HA pairs always consist of like controller models. The controllers typically reside in the same chassis with redundant power supplies.
An internal HA interconnect allows each node to continually check whether its partner is functioning and to mirror log data for the other’s nonvolatile memory. When a write request is made to a node, it is logged in NVRAM on both nodes before a response is sent back to the client or host. On failover, the surviving partner commits the failed node’s uncommitted write requests to disk, ensuring data consistency.
Connections to the other controller’s storage media allow each node to access the other’s storage in the event of a takeover. Network path failover mechanisms ensure that clients and hosts continue to communicate with the surviving node.
To assure availability, you should keep performance capacity utilization on either node at 50% to accommodate the additional workload in the failover case.
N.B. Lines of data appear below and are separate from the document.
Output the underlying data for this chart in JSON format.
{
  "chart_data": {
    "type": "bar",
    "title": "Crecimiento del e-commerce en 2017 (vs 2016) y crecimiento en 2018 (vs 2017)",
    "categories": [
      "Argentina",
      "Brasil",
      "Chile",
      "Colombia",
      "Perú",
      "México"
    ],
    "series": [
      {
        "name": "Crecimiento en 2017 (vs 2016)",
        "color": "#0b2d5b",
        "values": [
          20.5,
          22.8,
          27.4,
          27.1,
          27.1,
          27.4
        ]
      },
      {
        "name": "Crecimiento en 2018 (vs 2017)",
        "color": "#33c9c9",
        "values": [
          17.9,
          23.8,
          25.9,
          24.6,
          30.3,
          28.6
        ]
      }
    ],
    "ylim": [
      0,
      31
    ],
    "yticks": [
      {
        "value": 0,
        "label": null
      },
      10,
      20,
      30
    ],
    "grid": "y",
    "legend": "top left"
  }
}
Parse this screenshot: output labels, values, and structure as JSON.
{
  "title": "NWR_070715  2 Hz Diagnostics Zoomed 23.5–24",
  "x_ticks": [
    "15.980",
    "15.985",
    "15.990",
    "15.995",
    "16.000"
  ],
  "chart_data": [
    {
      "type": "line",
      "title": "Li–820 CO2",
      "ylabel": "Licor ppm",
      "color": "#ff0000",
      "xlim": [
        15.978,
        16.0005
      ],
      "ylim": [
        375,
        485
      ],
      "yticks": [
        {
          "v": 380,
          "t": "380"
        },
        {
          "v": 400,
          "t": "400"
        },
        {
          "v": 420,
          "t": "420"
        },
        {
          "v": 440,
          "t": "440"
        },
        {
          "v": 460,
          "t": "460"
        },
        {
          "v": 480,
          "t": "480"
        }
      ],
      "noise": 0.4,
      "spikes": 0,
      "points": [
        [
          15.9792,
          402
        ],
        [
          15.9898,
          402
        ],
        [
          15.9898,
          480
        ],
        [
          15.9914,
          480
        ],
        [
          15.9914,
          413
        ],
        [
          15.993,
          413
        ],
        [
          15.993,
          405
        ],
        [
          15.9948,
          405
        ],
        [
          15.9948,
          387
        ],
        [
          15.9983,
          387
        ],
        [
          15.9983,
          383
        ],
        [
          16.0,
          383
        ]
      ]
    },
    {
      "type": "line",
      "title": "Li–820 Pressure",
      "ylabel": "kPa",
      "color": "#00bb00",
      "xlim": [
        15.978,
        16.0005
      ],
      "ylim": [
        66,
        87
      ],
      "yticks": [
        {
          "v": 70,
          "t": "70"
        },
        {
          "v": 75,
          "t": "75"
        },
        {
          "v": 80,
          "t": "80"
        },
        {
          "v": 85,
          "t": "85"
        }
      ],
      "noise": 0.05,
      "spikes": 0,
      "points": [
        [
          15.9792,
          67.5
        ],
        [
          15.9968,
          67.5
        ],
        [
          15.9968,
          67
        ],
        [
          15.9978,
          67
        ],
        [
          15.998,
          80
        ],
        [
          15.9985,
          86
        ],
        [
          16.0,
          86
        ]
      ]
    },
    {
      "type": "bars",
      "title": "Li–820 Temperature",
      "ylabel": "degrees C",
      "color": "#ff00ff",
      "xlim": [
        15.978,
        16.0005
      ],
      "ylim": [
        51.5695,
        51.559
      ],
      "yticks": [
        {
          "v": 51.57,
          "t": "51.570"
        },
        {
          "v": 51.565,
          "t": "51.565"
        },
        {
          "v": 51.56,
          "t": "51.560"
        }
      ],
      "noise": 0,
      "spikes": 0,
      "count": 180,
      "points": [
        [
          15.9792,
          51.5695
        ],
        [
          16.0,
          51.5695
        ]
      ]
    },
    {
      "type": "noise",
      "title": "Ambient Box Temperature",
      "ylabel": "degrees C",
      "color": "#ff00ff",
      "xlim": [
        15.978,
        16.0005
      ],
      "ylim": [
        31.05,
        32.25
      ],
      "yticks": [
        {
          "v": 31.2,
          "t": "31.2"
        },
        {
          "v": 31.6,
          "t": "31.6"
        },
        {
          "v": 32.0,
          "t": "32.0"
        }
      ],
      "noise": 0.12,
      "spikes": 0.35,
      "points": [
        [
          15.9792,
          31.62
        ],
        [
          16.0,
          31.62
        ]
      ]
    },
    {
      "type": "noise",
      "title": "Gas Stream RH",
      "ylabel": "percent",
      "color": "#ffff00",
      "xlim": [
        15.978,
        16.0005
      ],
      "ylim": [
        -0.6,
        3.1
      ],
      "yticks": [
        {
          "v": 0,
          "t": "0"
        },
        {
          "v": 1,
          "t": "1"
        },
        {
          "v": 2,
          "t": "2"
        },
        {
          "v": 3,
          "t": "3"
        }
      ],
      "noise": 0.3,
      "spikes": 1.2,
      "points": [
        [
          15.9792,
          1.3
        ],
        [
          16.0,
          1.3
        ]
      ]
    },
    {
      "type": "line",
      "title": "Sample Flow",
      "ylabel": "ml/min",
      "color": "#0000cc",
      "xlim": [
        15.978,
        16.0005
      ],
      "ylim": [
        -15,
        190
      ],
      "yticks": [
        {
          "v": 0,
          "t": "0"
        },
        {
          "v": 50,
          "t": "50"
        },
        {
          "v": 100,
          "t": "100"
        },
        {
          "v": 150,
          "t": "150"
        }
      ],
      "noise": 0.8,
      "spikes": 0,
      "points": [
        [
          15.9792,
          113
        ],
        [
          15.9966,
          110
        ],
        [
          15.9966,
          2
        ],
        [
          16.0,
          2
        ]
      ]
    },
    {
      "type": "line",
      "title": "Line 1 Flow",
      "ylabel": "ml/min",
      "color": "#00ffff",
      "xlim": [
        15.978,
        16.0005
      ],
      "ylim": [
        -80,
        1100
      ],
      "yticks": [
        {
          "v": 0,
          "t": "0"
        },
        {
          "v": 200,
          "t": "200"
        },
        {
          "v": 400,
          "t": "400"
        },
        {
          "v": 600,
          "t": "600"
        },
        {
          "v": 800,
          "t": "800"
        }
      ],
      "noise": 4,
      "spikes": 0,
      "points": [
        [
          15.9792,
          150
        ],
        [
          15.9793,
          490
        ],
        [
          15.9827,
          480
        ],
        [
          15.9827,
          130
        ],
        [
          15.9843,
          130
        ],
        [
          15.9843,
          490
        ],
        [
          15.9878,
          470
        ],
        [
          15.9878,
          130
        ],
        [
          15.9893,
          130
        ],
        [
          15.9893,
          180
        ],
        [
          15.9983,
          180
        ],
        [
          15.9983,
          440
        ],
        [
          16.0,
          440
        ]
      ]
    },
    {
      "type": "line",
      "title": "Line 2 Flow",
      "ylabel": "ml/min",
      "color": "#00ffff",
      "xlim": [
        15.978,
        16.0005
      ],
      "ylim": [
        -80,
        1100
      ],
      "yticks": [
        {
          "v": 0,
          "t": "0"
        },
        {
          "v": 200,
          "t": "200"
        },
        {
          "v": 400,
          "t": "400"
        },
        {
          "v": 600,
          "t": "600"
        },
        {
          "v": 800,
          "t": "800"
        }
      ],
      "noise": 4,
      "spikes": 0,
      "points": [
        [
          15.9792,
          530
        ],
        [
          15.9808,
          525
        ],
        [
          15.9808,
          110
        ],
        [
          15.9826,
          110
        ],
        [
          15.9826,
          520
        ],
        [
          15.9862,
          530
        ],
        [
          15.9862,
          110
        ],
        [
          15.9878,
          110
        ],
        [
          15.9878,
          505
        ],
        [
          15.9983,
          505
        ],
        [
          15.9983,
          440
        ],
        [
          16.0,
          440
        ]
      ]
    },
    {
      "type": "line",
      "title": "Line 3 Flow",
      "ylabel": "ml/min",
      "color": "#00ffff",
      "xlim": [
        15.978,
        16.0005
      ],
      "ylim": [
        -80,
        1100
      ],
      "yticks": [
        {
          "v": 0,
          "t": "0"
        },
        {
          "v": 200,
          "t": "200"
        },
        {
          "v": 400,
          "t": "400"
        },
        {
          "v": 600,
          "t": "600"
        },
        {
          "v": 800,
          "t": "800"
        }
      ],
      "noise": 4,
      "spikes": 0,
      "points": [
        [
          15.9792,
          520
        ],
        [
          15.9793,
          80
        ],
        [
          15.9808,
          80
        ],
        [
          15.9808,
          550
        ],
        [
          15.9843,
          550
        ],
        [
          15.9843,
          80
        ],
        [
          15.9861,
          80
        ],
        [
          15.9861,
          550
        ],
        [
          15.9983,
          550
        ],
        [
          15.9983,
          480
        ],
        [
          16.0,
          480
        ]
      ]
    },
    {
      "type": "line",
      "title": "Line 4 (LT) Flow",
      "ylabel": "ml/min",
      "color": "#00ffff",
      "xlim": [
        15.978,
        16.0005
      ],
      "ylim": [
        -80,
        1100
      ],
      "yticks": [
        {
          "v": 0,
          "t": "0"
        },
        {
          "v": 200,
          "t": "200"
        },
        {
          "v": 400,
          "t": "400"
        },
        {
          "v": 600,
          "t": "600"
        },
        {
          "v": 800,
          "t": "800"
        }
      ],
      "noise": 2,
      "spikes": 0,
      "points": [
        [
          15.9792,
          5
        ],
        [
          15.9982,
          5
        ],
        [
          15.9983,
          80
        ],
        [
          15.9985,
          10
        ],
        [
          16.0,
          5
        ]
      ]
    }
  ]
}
For the same reason, you may want to configure no more than 50% of the maximum number of NAS virtual network interfaces for a node.
Takeover and giveback in virtualized ONTAP implementations
Storage is not shared between nodes in virtualized “shared-nothing” ONTAP implementations like Cloud Volumes ONTAP for AWS or ONTAP Select. When a node goes down, its partner continues to serve data from a synchronously mirrored copy of the node’s data. It does not take over the node’s storage, only its data serving function.